Cartagena is on Colombia’s Caribbean coast. It’s a very tourist orientated city, which was our first stop in Colombia and actually our first stop on our entire South America trip. Although this eased us in to the Colombia and South American culture we quickly realised as we travelled on that Cartagena didn’t really reflect what true Colombia is. We found Cartagena to be more of a holiday destination than a backpacker one, which will attract a much larger number of holidaymakers over the next few years.

If you are flying in to the city be careful of rogue taxi drivers at the airport. They aren’t actually allowed in to the terminal but as you step outside you’ll be bombarded with ‘taxi, miss?’ from the wall of drivers outside the door. The real taxi stand is outside arrivals, just make sure you get in a yellow one and that they switch the meter on (the usual stuff!).

Cartagena exists inside a walled city, which is colourful and pretty and sells a lot of souvenirs. It’s great for a holiday or a stopover on your travels, but there isn’t too much to do other than relax. Being so close to the Caribbean the heat is… HOT. Sweat-inducing and very, very ‘close’.

DO: There isn’t too much to see and do in Cartagena, it’s more about being in the city and observing.

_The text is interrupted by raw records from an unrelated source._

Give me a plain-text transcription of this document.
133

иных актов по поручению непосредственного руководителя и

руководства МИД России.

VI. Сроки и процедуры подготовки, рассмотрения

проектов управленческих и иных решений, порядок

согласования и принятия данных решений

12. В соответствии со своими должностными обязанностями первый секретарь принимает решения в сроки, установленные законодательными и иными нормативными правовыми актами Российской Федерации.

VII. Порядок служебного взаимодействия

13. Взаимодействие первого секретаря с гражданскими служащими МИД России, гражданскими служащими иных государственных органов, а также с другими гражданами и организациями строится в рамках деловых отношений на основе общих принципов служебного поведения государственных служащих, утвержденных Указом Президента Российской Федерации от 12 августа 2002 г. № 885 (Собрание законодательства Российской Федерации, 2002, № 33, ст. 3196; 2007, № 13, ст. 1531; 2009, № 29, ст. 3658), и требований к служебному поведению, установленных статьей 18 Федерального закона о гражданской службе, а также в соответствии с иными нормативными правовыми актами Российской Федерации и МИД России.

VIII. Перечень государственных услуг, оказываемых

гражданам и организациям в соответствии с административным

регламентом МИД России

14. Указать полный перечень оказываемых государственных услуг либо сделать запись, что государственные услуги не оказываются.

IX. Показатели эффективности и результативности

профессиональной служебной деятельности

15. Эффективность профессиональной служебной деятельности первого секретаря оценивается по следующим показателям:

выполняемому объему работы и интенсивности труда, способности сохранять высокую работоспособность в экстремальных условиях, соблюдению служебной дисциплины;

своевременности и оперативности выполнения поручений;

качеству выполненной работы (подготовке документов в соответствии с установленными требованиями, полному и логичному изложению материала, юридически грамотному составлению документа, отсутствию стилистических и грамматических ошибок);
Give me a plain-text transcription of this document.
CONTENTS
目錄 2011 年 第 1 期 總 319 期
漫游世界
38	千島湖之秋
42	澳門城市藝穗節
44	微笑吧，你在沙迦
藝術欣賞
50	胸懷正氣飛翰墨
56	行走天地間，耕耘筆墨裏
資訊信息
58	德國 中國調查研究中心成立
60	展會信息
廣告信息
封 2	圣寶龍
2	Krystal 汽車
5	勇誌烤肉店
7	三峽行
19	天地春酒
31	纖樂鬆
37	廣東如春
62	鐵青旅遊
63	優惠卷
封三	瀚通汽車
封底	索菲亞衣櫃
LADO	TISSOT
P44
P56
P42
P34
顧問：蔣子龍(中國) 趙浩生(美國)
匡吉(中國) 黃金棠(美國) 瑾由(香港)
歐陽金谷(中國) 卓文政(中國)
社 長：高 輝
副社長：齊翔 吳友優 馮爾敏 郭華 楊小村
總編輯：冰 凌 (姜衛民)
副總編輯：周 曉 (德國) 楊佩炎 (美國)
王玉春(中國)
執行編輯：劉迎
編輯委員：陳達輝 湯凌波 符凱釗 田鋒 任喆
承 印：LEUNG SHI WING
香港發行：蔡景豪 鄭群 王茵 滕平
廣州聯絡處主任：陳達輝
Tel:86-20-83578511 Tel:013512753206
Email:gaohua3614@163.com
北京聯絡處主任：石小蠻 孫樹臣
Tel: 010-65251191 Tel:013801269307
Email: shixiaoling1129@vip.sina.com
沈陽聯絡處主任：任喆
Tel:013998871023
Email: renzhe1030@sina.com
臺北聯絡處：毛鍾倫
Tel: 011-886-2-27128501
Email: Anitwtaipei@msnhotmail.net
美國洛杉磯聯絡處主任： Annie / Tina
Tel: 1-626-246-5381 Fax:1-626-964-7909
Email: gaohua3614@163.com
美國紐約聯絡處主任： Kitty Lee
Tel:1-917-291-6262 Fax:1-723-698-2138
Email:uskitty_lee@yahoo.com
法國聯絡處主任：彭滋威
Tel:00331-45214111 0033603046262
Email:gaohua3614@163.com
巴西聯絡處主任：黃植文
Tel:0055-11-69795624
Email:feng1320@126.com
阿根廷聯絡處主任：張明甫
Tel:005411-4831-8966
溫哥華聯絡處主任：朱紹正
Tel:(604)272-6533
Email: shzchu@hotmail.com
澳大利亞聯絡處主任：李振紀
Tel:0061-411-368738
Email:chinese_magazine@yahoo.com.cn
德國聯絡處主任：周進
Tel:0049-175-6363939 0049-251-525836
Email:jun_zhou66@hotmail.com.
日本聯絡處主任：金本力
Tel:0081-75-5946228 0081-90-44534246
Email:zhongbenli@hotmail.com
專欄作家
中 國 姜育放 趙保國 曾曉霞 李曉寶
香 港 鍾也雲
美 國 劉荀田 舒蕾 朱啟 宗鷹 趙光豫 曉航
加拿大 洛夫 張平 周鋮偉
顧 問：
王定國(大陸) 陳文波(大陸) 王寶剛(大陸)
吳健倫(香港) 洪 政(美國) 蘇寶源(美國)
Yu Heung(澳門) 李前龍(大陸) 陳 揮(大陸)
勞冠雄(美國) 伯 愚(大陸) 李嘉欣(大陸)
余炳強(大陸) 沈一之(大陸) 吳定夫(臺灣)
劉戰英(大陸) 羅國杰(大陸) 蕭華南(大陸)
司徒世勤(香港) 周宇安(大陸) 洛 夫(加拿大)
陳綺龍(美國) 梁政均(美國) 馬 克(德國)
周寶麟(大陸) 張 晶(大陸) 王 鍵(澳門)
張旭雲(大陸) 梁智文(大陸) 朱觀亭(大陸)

Stroll around the city centre and take in Cartagena’s laid back lifestyle, and then walk the city walls and see the more real, crazy Colombia life happening just outside it!

Take a trip to Playa Blanca, a beautiful Caribbean style beach about an hour from the town. However, if you are making your way to Palomino afterwards you may wish to skip it.

We saw many companies offering tours to El Totumo volcano just outside the city. We opted not to do this as it seemed like a very big tourist fest but heard good reviews on it.

At night, head to the main square to watch the traditional dancers.

EAT: Street sellers offer the traditional empanadas (delicious filled pastry triangles which are then deep fried) and arepas (a flat bread, usually toasted and stuffed – try rice and cheese!). Either of these cost around 2,000 COP. Restaurants offer a ‘menu del dia’, which is slightly different to that of other areas in Colombia in that it is usually just one dish; usually fish, rice and plantain. This will cost 15,000 COP and up in the touristy places, but 8,000ish COP from the markets.

STAY: We chose an airbnb to stay in because hostels in the historic centre seemed surprisingly expensive. We stayed in a 2-bed room at Katrina’s place, which she rents out alongside another room in the apartment. We had shared bathroom and kitchen, basic amenities and no hot water but that really doesn’t matter in the heat! Great value at £25 a night for her double room. Katrina was our first experience of how lovely and hospitable Colombians are.

FROM HERE: We headed to Santa Marta (gateway to Minca, Tayrona National Park, Palomino…) via Marsol. This is a mini-bus service which takes you directly in to the city for 50,000 COP in around 4 hours. It was a good, direct service and is available via any of the many tour operator shops in the city centre.